# Show your pets



## Giaguara (Sep 10, 2008)

What pet(s) do you have? 
What are they like?
Would be nice to see what kind of pets we have around...


----------



## Giaguara (Sep 10, 2008)

To start with....
I was adopted by 2 black cats who are now living with my mum (they are already teenagers in human years).
Where I live now I was also adopted by a black cat.
Other than cats, I've had a rabbit (I like rabbits - but they are so not compatible with cables...) and a rat (who was very smart). But I don't really think I want to live without cats.

And yes, based on my experience, cats love sleeping on Mac keyboards (and rabbits.. I rather keep them away from my computer equipment totally). Now time to see what other iPets we have around... 

Or wait as the others have added pics to theirs, here my darlings without the links






Murri





Musti (the iBook is for the scale..)





'Kitty' - she hasn't told her real name yet


----------



## jbarley (Sep 10, 2008)

Here is a link to one of my pets, the one that is most amusing.

http://gallery.me.com/jabarley#100210

jb.


----------



## Rhisiart (Sep 11, 2008)

We have a cat called Molly. Our family are guilty of anthropomorphising pets, so its quite normal for us to talk to Molly as though she was a child. She has no idea what we are saying of course, but she seems to like the attention.

We also had a male cat until last year. His name was Edward (but more affectionately known as Edward Shmedward, as he was a Jewish cat). He knew his name, knew what ham and chicken meant, but was crap at taking messages.

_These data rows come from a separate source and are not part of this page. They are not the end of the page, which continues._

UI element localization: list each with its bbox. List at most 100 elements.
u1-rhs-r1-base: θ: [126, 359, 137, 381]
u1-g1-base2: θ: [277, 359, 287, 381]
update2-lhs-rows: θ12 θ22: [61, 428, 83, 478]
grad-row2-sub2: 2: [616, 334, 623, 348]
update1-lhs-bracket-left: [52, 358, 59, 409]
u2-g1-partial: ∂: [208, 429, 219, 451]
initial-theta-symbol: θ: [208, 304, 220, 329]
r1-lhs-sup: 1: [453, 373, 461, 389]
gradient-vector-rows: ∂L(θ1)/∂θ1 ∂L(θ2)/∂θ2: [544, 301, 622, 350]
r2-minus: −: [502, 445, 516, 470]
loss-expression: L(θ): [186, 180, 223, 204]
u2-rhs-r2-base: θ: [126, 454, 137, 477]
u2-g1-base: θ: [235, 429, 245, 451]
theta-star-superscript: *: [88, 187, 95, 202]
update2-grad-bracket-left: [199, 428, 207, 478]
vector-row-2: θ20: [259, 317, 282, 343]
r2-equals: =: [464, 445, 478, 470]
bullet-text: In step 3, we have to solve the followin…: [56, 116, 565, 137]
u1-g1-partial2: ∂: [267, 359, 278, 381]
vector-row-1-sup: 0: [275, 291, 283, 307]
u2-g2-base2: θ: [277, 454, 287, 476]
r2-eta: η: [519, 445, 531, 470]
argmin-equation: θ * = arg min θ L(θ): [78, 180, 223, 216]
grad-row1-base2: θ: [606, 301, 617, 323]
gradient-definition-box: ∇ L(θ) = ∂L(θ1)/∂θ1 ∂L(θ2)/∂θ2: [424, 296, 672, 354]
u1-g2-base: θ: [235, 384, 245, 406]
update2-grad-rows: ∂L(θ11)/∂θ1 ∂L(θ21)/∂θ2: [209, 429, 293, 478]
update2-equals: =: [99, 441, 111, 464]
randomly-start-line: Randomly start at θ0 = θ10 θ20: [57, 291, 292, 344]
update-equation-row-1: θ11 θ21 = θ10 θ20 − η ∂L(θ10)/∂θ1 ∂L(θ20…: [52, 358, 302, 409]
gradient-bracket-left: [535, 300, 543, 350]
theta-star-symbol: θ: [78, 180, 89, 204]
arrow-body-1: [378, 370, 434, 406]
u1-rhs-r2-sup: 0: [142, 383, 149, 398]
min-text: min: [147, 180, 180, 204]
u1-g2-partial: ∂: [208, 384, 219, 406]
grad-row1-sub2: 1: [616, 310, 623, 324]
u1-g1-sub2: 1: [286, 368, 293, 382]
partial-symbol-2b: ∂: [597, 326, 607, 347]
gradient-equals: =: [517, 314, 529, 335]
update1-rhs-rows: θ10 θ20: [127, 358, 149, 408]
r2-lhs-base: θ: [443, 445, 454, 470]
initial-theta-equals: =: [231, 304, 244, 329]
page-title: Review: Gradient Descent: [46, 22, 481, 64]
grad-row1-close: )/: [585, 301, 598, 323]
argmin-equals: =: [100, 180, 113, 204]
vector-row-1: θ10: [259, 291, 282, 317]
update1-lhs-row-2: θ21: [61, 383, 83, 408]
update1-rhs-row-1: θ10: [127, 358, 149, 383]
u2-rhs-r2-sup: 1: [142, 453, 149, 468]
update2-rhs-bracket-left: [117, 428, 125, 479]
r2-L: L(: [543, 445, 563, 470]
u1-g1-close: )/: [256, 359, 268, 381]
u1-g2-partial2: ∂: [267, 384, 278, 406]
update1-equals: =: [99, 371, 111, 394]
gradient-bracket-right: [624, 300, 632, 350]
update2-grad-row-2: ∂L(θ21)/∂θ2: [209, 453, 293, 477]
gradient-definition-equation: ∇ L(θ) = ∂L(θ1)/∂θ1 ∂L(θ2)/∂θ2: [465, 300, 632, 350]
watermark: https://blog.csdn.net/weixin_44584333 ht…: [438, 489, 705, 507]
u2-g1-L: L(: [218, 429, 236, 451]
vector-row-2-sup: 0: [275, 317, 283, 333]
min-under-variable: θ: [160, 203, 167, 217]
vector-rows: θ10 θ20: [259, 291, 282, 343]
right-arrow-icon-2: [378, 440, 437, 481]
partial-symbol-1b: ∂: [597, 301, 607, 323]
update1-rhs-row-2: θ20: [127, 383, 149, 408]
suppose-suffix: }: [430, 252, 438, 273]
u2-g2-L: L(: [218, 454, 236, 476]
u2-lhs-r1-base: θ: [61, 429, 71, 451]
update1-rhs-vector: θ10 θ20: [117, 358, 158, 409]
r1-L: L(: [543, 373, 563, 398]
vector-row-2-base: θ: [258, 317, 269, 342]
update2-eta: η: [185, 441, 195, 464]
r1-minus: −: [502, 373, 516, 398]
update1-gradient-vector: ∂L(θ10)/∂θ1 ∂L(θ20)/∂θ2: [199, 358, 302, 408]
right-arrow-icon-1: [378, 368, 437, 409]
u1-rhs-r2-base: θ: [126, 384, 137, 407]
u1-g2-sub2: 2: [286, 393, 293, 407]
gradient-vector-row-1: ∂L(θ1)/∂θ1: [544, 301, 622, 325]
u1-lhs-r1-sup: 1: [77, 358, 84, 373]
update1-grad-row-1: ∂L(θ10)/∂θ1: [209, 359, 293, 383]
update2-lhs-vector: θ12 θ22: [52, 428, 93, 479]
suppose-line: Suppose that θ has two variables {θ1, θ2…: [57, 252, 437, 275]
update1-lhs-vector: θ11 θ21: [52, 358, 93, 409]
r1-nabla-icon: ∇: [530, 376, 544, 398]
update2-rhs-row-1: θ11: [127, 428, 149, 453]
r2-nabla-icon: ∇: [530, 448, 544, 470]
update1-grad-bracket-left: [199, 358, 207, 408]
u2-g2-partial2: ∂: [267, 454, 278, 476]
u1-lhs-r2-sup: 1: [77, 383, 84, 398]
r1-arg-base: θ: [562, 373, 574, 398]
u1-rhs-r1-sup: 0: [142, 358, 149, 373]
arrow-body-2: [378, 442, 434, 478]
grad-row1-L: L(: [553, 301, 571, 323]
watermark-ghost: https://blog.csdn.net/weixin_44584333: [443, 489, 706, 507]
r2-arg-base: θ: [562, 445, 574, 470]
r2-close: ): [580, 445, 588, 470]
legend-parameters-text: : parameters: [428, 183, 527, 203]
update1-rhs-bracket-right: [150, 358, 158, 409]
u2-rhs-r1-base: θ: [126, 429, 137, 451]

He only had one eye due to a savage attack by a dog four years ago. After the attack, the vet tested for brain damage by throwing Edward in the air to see if he would land on his four paws. He did, so he survived, only to die of feline AIDs on Xmas Day last year. That was a bummer.


----------



## VirtualTracy (Sep 11, 2008)

That sucks about Edward .... they look loveable ...


----------



## reed (Sep 11, 2008)

Our nutty cat, Kooky, 8 years old and nine little "tropical fish." Latest edition. I have buried many gold fish in our outside plants ("recycling" I said to my daughter). It was either that or the toilet.


----------



## g/re/p (Sep 11, 2008)

Pipsqueak


----------



## fryke (Sep 11, 2008)

Don't have any now, but I, too, was once adopted by a black cat, female, called Luna. She left one day a couple of years ago and hasn't come back. I still miss her.


----------



## andychrist (Sep 11, 2008)

Flotsam & Jetsam, in what was once my chair.


----------



## Satcomer (Sep 11, 2008)

andychrist said:


> Flotsam & Jetsam, in what was once my chair.



Time to put those cats on a diet.


----------



## reed (Oct 21, 2008)

So far kitty cats are numero uno. High five gang.


----------



## alangrylls55 (Apr 19, 2012)

Wonderful pictures I love them I also have two cats they are naughty love to play with each other I also like dogs probably I will own one in future.


----------



## reed (Apr 19, 2012)

kooky.... on a calm day.

/Users/henry/Desktop/Image 1.png


----------



## Rhisiart (Apr 19, 2012)

Rover the Tortoise

P.S. A short video of our cat, Molly


----------



## Giaguara (Apr 25, 2012)

Time to update 
The black kitties on my earlier post are no longer here or around me  (the third black one is still in Ireland I think) - but now... and they've been a while, I've got these two little ones. Well, had them since they were 3 months old runts, now they are 2,5 years already...





This is how tiny they were once (I think that's Ernie)





Them having a cheezburger when they were still tiny





Nap time





The girl, Ellie, doing her usual stretch





The boy, Ernie - he was born with cataracts in his eyes, so when he was little he was nearly blind. Now there's only 1/2 of his pupils left being white or cloudy, and he can see some things... a real charmer.





And the girl playing...


----------



## mamameya (Nov 13, 2012)

I have a dog, but donot have the picture now. It is white and very cute, I call him snow ::ha::


----------



## SGilbert (Nov 14, 2012)

A subject near to my heart. Here's my Skipper & Schooner. Both are Vizslas.


----------



## reed (Nov 14, 2012)

kooky again... the tummy is okay now....


View attachment 8362


----------



## SGilbert (Nov 14, 2012)

Reed, you cannot use a path to your computer's files; no one can access your Mac.


----------